Philosopher says publisher canned his book for ‘a critical analysis of gender identity’
A philosophy professor whose manuscript on sex and gender issues was rejected by the world’s largest university press says transgender ideology is a “third rail” topic.
Massachusetts Institute of Technology Professor Alex Byrne signed a contract with Oxford University Press for his book “Trouble with Gender: Sex Facts, Gender Fictions,” The Times UK reported Saturday. After the publisher received the manuscript, it told him he did not cover the subject in a “sufficiently serious or respectful way.”

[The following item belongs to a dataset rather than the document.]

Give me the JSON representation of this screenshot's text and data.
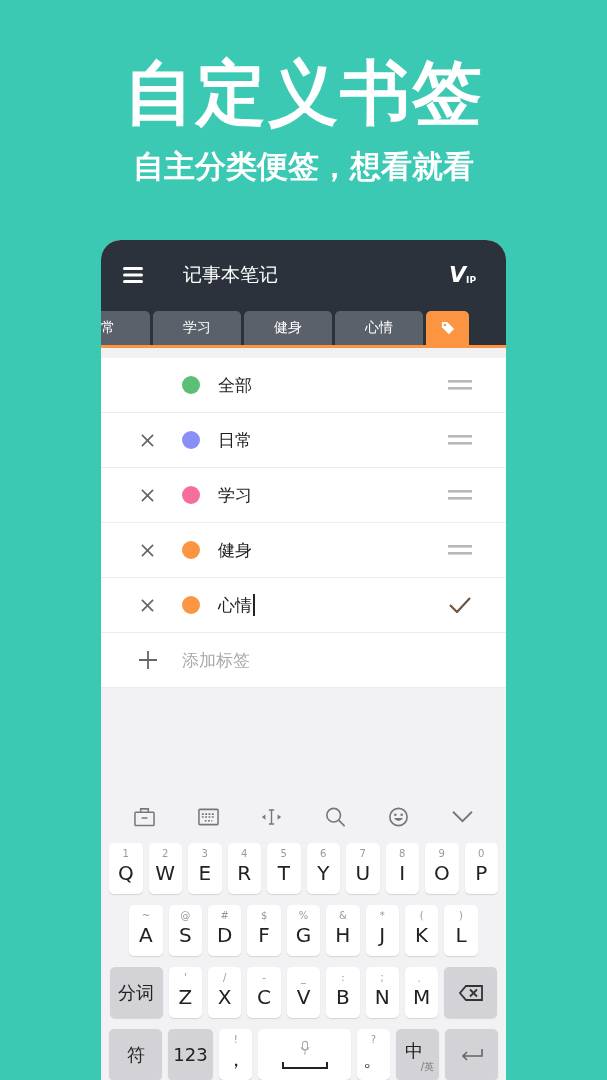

Byrne (pictured) disagreed, noting the more than 100,000 words he had submitted as a first draft, his 16,000 words of endnotes, and a substantial bibliography. However, he accepted OUP’s decision after noting a clause in the contract stating the work had to be “fit for publication,” The Times reported.
Byrne found another publisher but told The Times that OUP had rejected his book “because it contained a critical analysis of gender identity.”
“These days race and transgender issues are both like the third rail of public discourse,” the professor told the news outlet. “You can get in very serious trouble by saying the wrong things about either topic.”
My trouble with “Trouble with Gender” is in the London Times.https://t.co/GQx3vScV2x
— alex byrne (@byrne_a) September 2, 2023
In 2020, the peer-reviewed journal Philosophical Studies published Byrne’s paper “Are women adult human females?” In the paper, Byrne offered six arguments for why women should be defined this way.
That caused “a storm,” but “if you read the paper, it is totally explicit that this has nothing to do with how transgender people should be treated,” Byrne told the news outlet.
Byrne also said he had been “absolutely horrified” by the treatment of former professor and transgender ideology critic Kathleen Stock at Sussex University, according to The Times.
Stock, an English philosopher who has affirmed the male-female binary and argued that gender should not trump sex in all circumstances, spoke at the Oxford Union in May despite major protests leading up to the event, The College Fix reported at the time.
She quit her job at Sussex in 2021 “because of what she called ‘a medieval experience’ of campus ostracism and protest,” The Guardian reported at the time.